I talked to her some about being Unseen at shul and about my hopes for our shul's future. While she is not Jewish, she had a perspective I had not considered.

She suggested that it may be cultural. Not like Jewish culture versus Christian culture, but like geographic culture, how people are socially different in New England than they are in the Pacific Northwest than they are in the South than they are in America's heartland. She said it sounded like it had a lot to do with their comfort level.

This is my personal space, she said making a kind of boundary around her. I immediately thought of the Talmud's concept of a personal courtyard. Then she said, people believe anything outside of their space has nothing to do with them. They are focused on what is immediate and in their comfort zone.

This would explain the shul kiddush turned high school cafeteria. People see someone crying, think oh, that's not comfortable, let's go back over here to people I know who are happy and up. It's comfortable, I know them, and they can be in my personal space/courtyard.

I personally do not believe this is what Jewish community is all about. I actually do not believe this is what my rabbi thinks Jewish community is all about, though I cannot speak for him.

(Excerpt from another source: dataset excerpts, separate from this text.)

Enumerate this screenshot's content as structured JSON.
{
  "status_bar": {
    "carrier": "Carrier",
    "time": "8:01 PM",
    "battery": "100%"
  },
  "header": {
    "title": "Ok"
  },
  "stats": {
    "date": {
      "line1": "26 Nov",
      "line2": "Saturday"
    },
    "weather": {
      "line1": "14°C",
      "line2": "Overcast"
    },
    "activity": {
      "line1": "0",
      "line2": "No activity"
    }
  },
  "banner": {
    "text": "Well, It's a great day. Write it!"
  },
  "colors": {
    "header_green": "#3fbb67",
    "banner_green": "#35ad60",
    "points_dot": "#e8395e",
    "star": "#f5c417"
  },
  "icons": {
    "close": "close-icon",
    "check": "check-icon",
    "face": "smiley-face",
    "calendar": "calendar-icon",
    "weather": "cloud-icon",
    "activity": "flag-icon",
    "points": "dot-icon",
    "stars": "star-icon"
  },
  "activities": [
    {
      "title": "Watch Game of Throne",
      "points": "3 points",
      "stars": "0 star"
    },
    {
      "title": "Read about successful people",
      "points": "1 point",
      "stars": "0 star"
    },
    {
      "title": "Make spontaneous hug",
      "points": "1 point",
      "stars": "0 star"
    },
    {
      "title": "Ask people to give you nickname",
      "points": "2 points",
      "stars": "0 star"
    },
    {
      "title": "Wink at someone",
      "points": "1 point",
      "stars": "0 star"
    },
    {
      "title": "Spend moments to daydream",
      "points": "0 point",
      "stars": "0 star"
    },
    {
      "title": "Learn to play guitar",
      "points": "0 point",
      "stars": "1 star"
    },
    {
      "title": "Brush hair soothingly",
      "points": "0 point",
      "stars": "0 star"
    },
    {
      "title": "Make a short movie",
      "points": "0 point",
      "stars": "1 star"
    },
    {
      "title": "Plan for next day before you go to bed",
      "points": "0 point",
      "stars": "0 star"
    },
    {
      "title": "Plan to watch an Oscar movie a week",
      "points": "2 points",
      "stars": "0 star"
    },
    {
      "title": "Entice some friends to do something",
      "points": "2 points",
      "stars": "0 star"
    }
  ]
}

My observations of his behavior and the issues he is passionate about and the words he speaks from the bima tell me that he would prefer we care a little more for one another. I have no idea why I never heard back from him about meeting last Friday, but I do know it was a very busy week and a lot of unanticipated demands of his time and maybe he didn't even get that last email. Or maybe he was just overwhelmed with everything else going on and I slipped through the cracks again. I don't know.

Although I have thought more than once about making Aliyah, it is not something my family can do right now. Maybe in the future. So I do not have the different sort of community in Israel. I am limited to the Jewish community in which I live, and if it is a cultural behavior then people are probably going to have to want to work hard to attain a different level of comfort and community that is within their personal space.

But the alternative is that people like me continue to cry for help and wonder if anyone other than G-d hears them.